Gatti lui avait dit d'abandonner sa haine, qu'il ne pourrait jamais être heureux s'il ne le faisait pas ; mais comment être heureux sans lui ? Et n'était-il pas normal que son assassin paye ? Il n'y pouvait rien ; il était comme ça ; il fonctionnait comme ça. Il avait énormément souffert ; il y avait des gens qui finissaient par accepter la souffrance comme si c'était normal, comme s'ils la méritaient ; et il y avait les personnes comme Dilandau qui, à force de tout endurer, avait décidé de rendre coup pour coup à l'univers tout entier.
Van l'avait fait souffrir.
Enormément.
Plus que n'importe qui.
« Oui, tu l'aimes passionnément, n'est-ce pas ? Peut-être autant que j'aimais Gatti. »

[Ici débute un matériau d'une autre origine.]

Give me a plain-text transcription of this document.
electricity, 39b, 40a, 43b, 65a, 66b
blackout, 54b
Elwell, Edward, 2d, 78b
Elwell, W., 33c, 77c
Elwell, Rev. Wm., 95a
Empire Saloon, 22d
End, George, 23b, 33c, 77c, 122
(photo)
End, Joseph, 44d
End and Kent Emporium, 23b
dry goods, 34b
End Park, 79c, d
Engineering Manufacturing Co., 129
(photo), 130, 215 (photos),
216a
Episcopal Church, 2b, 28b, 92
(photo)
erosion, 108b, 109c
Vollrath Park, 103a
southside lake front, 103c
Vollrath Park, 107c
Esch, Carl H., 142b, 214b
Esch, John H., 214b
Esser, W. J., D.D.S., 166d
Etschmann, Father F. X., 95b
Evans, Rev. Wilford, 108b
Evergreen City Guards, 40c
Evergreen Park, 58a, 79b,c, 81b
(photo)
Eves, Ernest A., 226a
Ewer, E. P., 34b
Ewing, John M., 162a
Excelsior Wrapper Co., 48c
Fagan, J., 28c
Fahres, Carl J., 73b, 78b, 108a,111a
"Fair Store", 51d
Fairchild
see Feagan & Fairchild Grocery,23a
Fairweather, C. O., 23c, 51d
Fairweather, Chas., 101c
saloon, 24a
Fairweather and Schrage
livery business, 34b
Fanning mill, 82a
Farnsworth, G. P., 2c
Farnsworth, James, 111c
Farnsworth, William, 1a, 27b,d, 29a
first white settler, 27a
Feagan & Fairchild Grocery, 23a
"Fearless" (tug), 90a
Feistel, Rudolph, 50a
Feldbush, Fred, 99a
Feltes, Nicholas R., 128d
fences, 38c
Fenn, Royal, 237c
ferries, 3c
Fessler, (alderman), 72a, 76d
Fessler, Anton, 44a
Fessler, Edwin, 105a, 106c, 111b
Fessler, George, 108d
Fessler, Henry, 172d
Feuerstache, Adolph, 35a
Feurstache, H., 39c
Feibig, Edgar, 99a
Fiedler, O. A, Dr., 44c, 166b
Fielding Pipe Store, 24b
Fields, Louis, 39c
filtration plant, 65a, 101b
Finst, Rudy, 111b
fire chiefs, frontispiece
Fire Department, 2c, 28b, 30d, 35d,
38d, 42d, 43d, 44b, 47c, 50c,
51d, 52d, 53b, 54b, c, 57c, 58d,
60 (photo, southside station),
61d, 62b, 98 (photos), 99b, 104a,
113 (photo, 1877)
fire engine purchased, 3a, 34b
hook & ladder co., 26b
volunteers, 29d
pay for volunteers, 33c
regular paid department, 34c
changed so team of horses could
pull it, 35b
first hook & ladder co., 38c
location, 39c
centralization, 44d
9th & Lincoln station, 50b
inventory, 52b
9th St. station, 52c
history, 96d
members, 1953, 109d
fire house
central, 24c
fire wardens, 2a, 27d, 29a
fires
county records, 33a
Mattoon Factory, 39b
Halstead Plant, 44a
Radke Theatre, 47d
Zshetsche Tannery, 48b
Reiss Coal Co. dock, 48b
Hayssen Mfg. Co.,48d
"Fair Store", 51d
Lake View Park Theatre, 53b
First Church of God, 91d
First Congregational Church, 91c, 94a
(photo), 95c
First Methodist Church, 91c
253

D'un geste rapide, Dilandau fit tourner l'arme dans sa main. Van comprit trop tard : Dilandau s'était déjà profondément enfoncé le couteau dans le ventre quand il tenta de l'arrêter ; Dilandau tomba à genoux.
« Tu vas… savoir… ce que… ça fait, articula Dilandau difficilement, les mains toujours cramponnées au poignard.
— Non ! Pas ça ! Serena ! »
Van se recula, tremblant, terrorisé par ce qu'avait fait Dilandau, ses yeux rivés sur la tâche de sang qui grandissait sur la chemise de l'ancien soldat. Comment pouvait-on en arriver à ça ? Comment pouvait-on pousser la haine si loin ? Ou l'amour ? Car chez Dilandau, amour et haine étaient indissociables depuis ce jour sanglant où il avait vu partir un à un ses slayers, dont Gatti.
« Bye bye Serena », murmura l'ancien Zaïbacher dans un sourire. Il ôta le couteau d'un geste sec pour l'enfoncer à nouveau dans sa chair.
« Arrête ! » hurla Van, collé contre le mur, incapable de réagir. Agir comment d'ailleurs ? Ils étaient seuls, loin de tout ; personne ne pouvait plus sauver Dilandau.
Personne ne pouvait plus sauver Serena.
Dilandau, écroulé sur le sol, agonisait ; son sourire restait imperturbable, nourri des pleurs et des hurlements de son ennemi. Il souffrirait à jamais. Son sourire s'accentua avant de s'évaporer en douceur à mesure qu'il sombrait dans l'inconscience.
« Gatti, j'arrive », murmura-t-il avant de rendre son dernier soupir.